I am spending the summer at the American Dance Festival. Classes have just begun and I’ve already experienced a full mix of apprehension, ecstasy, confusion, excitement and anger. I debate dance as an art form for myself. I debate the necessity of art itself. If there is one thing I have learned in the end months of college and the approaching “career” life, it is that I can’t live alone. We can’t live alone. The world demands this necessary community — to function and to find outlet for both joy and suffering. And so I question how dance brings people together — when it is so inaccessible to many. I question what impact dance can have to relieve suffering. Whether that is or is not its purpose. Whether I could be better using my energy to contribute to this community. Perhaps it is because I have suffered in a way I did not expect that I seek to help others deal with their own suffering, and perhaps that is why I question my role in the dance community — seeking to find how I can do just this through dance making, or if I can. In light of these questions and challenges, I continue my compositional research, doing movement, watching movement, creating performances, watching performances, bringing together audiences, watching audiences. Seeing how all respond. Seeing how I respond.

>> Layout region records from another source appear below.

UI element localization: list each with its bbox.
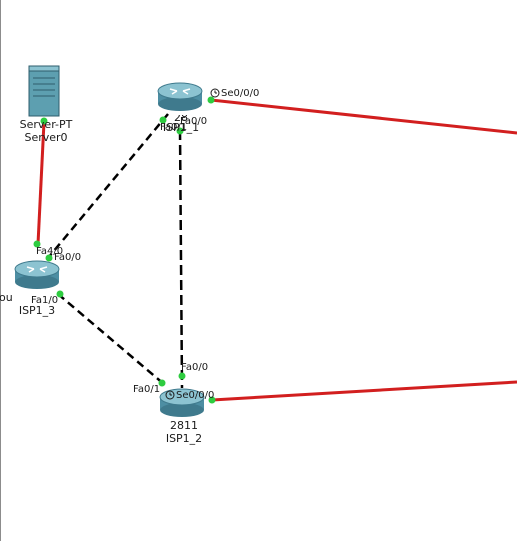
port-label-isp1-3-fa10: Fa1/0 — [31, 295, 59, 306]
link-isp1-3-isp1-2[interactable] — [57, 293, 166, 386]
port-status-dot — [208, 396, 216, 404]
device-name: Server0 — [24, 131, 68, 144]
workspace-border — [0, 0, 1, 541]
port-status-dot — [33, 240, 41, 248]
port-status-dot — [159, 116, 167, 124]
port-label-isp1-1-se: Se0/0/0 — [221, 88, 260, 99]
device-name: ISP1_1 — [162, 121, 200, 134]
link-isp1-1-serial[interactable] — [210, 98, 517, 135]
device-label-server0[interactable]: Server-PT Server0 — [20, 118, 73, 144]
router-icon[interactable] — [159, 388, 205, 417]
device-model: Server-PT — [19, 118, 73, 131]
port-label-isp1-3-fa40: Fa4/0 — [36, 246, 64, 257]
port-label-isp1-1-fa01: Fa0/1 — [160, 122, 188, 133]
port-status-dot — [158, 379, 166, 387]
port-status-dot — [178, 372, 186, 380]
link-server0-isp1-3[interactable] — [36, 121, 46, 245]
port-label-isp1-2-fa00: Fa0/0 — [181, 362, 209, 373]
device-label-isp1-1[interactable]: 28 ISP1_1 — [163, 115, 199, 134]
device-model: 28 — [163, 115, 199, 121]
port-label-isp1-3-fa00: Fa0/0 — [54, 252, 82, 263]
router-icon[interactable] — [14, 260, 60, 289]
link-isp1-2-serial[interactable] — [211, 380, 517, 402]
link-isp1-1-isp1-2[interactable] — [178, 129, 184, 389]
port-label-isp1-1-fa00: Fa0/0 — [180, 116, 208, 127]
port-status-dot — [56, 290, 64, 298]
link-isp1-1-isp1-3[interactable] — [47, 113, 169, 259]
port-status-dot — [207, 96, 215, 104]
port-label-isp1-2-se: Se0/0/0 — [176, 390, 215, 401]
port-label-isp1-2-fa01: Fa0/1 — [133, 384, 161, 395]
port-status-dot — [45, 254, 53, 262]
device-name: ISP1_3 — [18, 304, 56, 317]
router-icon[interactable] — [157, 82, 203, 111]
device-label-isp1-2[interactable]: 2811 ISP1_2 — [166, 419, 202, 445]
clock-icon — [165, 390, 175, 400]
clock-icon — [210, 88, 220, 98]
port-status-dot — [176, 127, 184, 135]
port-status-dot — [40, 117, 48, 125]
server-icon[interactable] — [28, 65, 60, 117]
device-model: 2811 — [169, 419, 198, 432]
device-model: Rou — [0, 291, 13, 304]
device-label-isp1-3[interactable]: Rou ISP1_3 — [0, 291, 56, 317]
device-name: ISP1_2 — [165, 432, 203, 445]
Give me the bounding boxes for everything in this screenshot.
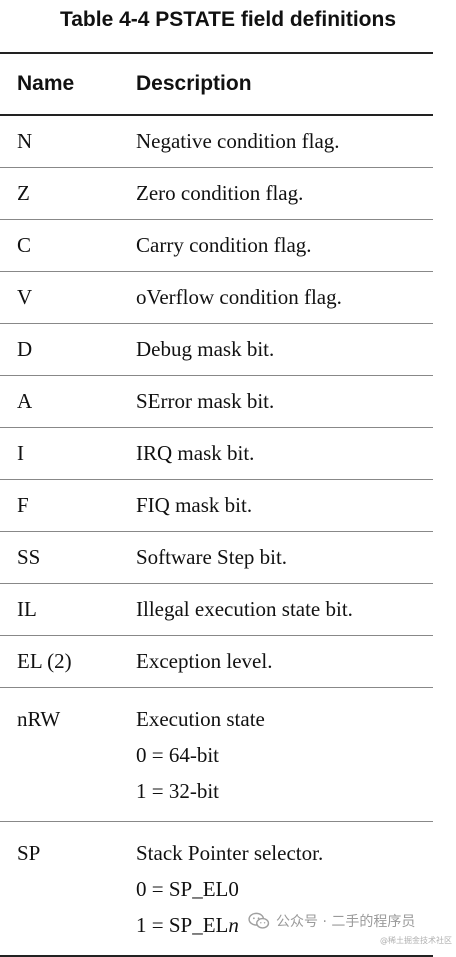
field-name-cell: SS [0,531,136,584]
field-description-cell: oVerflow condition flag. [136,271,433,324]
field-description-cell: Carry condition flag. [136,219,433,272]
field-description-cell: Negative condition flag. [136,115,433,168]
description-text: 0 = SP_EL0 [136,877,239,901]
column-header-description: Description [136,53,433,116]
description-line: SError mask bit. [136,389,433,414]
description-text: IRQ mask bit. [136,441,255,465]
description-text: Illegal execution state bit. [136,597,353,621]
description-text: Exception level. [136,649,273,673]
description-line: Software Step bit. [136,545,433,570]
field-description-cell: Software Step bit. [136,531,433,584]
description-text: Execution state [136,707,265,731]
watermark-subtext: @稀土掘金技术社区 [380,936,452,945]
column-header-name: Name [0,53,136,116]
description-text: FIQ mask bit. [136,493,253,517]
table-title: Table 4-4 PSTATE field definitions [59,8,397,31]
field-name-cell: EL (2) [0,635,136,688]
description-text: 1 = 32-bit [136,779,220,803]
field-name-cell: C [0,219,136,272]
description-text: Zero condition flag. [136,181,304,205]
description-line: 1 = 32-bit [136,773,433,809]
watermark: 公众号 · 二手的程序员 [248,911,415,931]
table-row: SP Stack Pointer selector. 0 = SP_EL0 1 = S… [0,822,433,957]
description-text: oVerflow condition flag. [136,285,342,309]
description-line: Stack Pointer selector. [136,835,433,871]
field-name-cell: V [0,271,136,324]
description-italic-suffix: n [228,913,239,937]
table-row: EL (2)Exception level. [0,635,433,688]
description-line: FIQ mask bit. [136,493,433,518]
description-line: Exception level. [136,649,433,674]
description-text: Debug mask bit. [136,337,275,361]
description-line: 0 = 64-bit [136,737,433,773]
field-description-cell: Illegal execution state bit. [136,583,433,636]
description-text: SError mask bit. [136,389,275,413]
field-description-cell: IRQ mask bit. [136,427,433,480]
field-name-cell: A [0,375,136,428]
description-text: Software Step bit. [136,545,288,569]
description-text: Stack Pointer selector. [136,841,324,865]
description-line: 1 = SP_ELn [136,907,433,943]
description-text: 0 = 64-bit [136,743,220,767]
description-line: 0 = SP_EL0 [136,871,433,907]
field-name-cell: Z [0,167,136,220]
description-line: Zero condition flag. [136,181,433,206]
field-description-cell: Exception level. [136,635,433,688]
field-description-cell: Execution state 0 = 64-bit 1 = 32-bit [136,687,433,822]
field-name-cell: IL [0,583,136,636]
description-line: oVerflow condition flag. [136,285,433,310]
description-line: IRQ mask bit. [136,441,433,466]
description-line: Execution state [136,701,433,737]
watermark-text: 公众号 · 二手的程序员 [276,914,416,930]
field-description-cell: Stack Pointer selector. 0 = SP_EL0 1 = SP_… [136,822,433,957]
field-description-cell: Debug mask bit. [136,323,433,376]
description-line: Negative condition flag. [136,129,433,154]
field-description-cell: FIQ mask bit. [136,479,433,532]
description-text: Carry condition flag. [136,233,312,257]
field-name-cell: I [0,427,136,480]
field-description-cell: SError mask bit. [136,375,433,428]
field-name-cell: F [0,479,136,532]
description-text: Negative condition flag. [136,129,340,153]
description-line: Illegal execution state bit. [136,597,433,622]
table-header-row: Name Description [0,53,433,116]
description-line: Debug mask bit. [136,337,433,362]
field-name-cell: N [0,115,136,168]
field-name-cell: SP [17,841,41,865]
description-line: Carry condition flag. [136,233,433,258]
field-name-cell: D [0,323,136,376]
field-description-cell: Zero condition flag. [136,167,433,220]
field-name-cell: nRW [0,687,136,822]
description-text: 1 = SP_EL [136,913,229,937]
wechat-icon [248,912,270,929]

I invite your feedback, your thoughts, your questions. Whatever ideas you may have, I ask that you share as part of this community of people all searching for something different and something the same.
—
Performance Reflections
Last night we viewed two performances. The first, a site-specific premiere by Mark Dendy and various community and ADF performers. The work found its home at the sparkling new Durham Center of Performing Arts. This monument to the arts is a geometric alignment of simple green trees folding red-carpeted stairways, and quiet corners into which Mr. Dendy tucked his creeping, robotic dancers. Their movement itself was athletic, directed and in a full state of automation. Lines of dancers executed the same movements simultaneously, drone-like. The architecture of it, however, made this droning sense beautiful. The DPAC was alive. The concrete moved. The stair rails circled. Strange formal guests wandered the lobby with rectangular mirrors with only eye holes, handing out pink champagne and clinging to the red carpet like tree frogs.
I was truly impressed and proud of my art form. ADF really might be the home of an art form.

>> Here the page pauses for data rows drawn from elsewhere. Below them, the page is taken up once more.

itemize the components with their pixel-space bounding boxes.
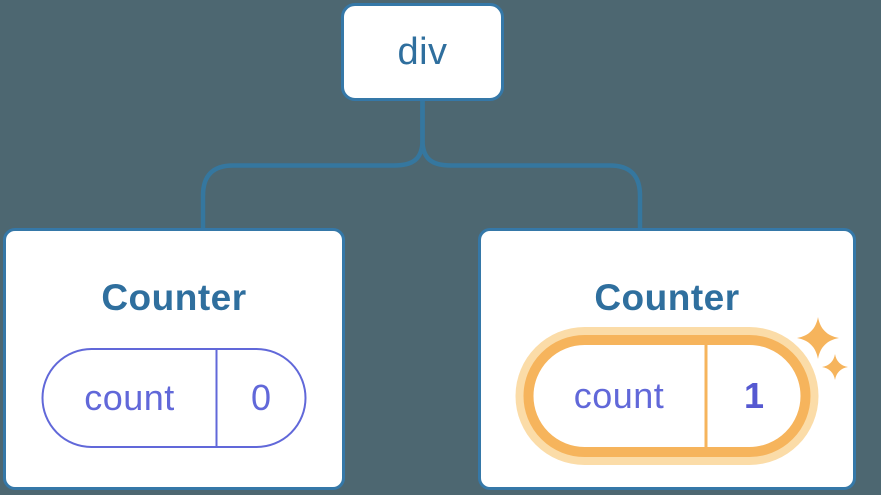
component-card-counter-right: Counter count 1 [478, 228, 856, 490]
state-pill-value-segment: 1 [708, 345, 801, 447]
component-title: Counter [594, 277, 740, 318]
state-key-label: count [84, 377, 175, 418]
component-title: Counter [101, 277, 247, 318]
state-value: 0 [250, 377, 272, 418]
sparkle-icon-small [822, 354, 848, 380]
state-key-label: count [573, 375, 665, 416]
state-pill-highlighted: count 1 [523, 335, 811, 457]
connector-left-branch [200, 101, 425, 229]
root-node-label: div [397, 30, 448, 73]
state-pill: count 0 [41, 348, 307, 448]
state-pill-key-segment: count [534, 345, 708, 447]
state-value: 1 [743, 375, 765, 416]
component-card-counter-left: Counter count 0 [3, 228, 345, 490]
state-pill-key-segment: count [44, 350, 218, 446]
state-pill-value-segment: 0 [218, 350, 305, 446]
connector-right-branch [420, 101, 643, 229]
sparkle-icon-large [797, 317, 839, 359]
root-node: div [341, 3, 504, 101]
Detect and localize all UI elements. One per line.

The event of the night, however, was Shen Wei Dance Arts, a company I’ve seen perform a number of times, and which I grow to love more and more with each viewing. This set brought together his past two works entitled Re- (Part 1) and Re- (Part 2) with a world premiere of Re- (Part 3), the “re” representing a sense of renewal and rejuvenation, a new coming. I enjoyed all three of the works, and think the way the dancers move effortlessly, sequencing and circling their bodies so fully and with such speed is breathtaking. I found myself focusing in Parts 1 and 3 however on the overall painting-like image Shen Wei created. The constant rotation and flow created this moving portrait, colors blurring, drops of paint jumping from the canvas. Part 2 began with this same sense of unity among the dancers, no one dancer drawing solid individual attention as a separate being. Yet when one dancer came out, body painted in white, topless wearing only sleek shorts, my body began to melt. There was something incredibly honest in the contortion and relaxation of this body. she lie mermaid-like on her side in a pale white spotlight. Her head draped limply backwards, her left elbow supporting her, but jutting into her side, shoulder forced into her neck. There was this captivated abandon, involuntary. Sweat coated her bare chest — an image that struck me in particular as genuine. Had she been perfectly dry, I may have seen a completely statue-esque body, instead I saw a malleable, emotional body, driven to pose and lie lifeless. It was for me a mixture of beauty and proof of the human effort — a depiction of constant attempts to use our bodies for good, resulting in fatigue and disappointment — but oddly enough, I was not brought down by this image, but in a sense I was proud and in awe of this human effort and raw human beauty.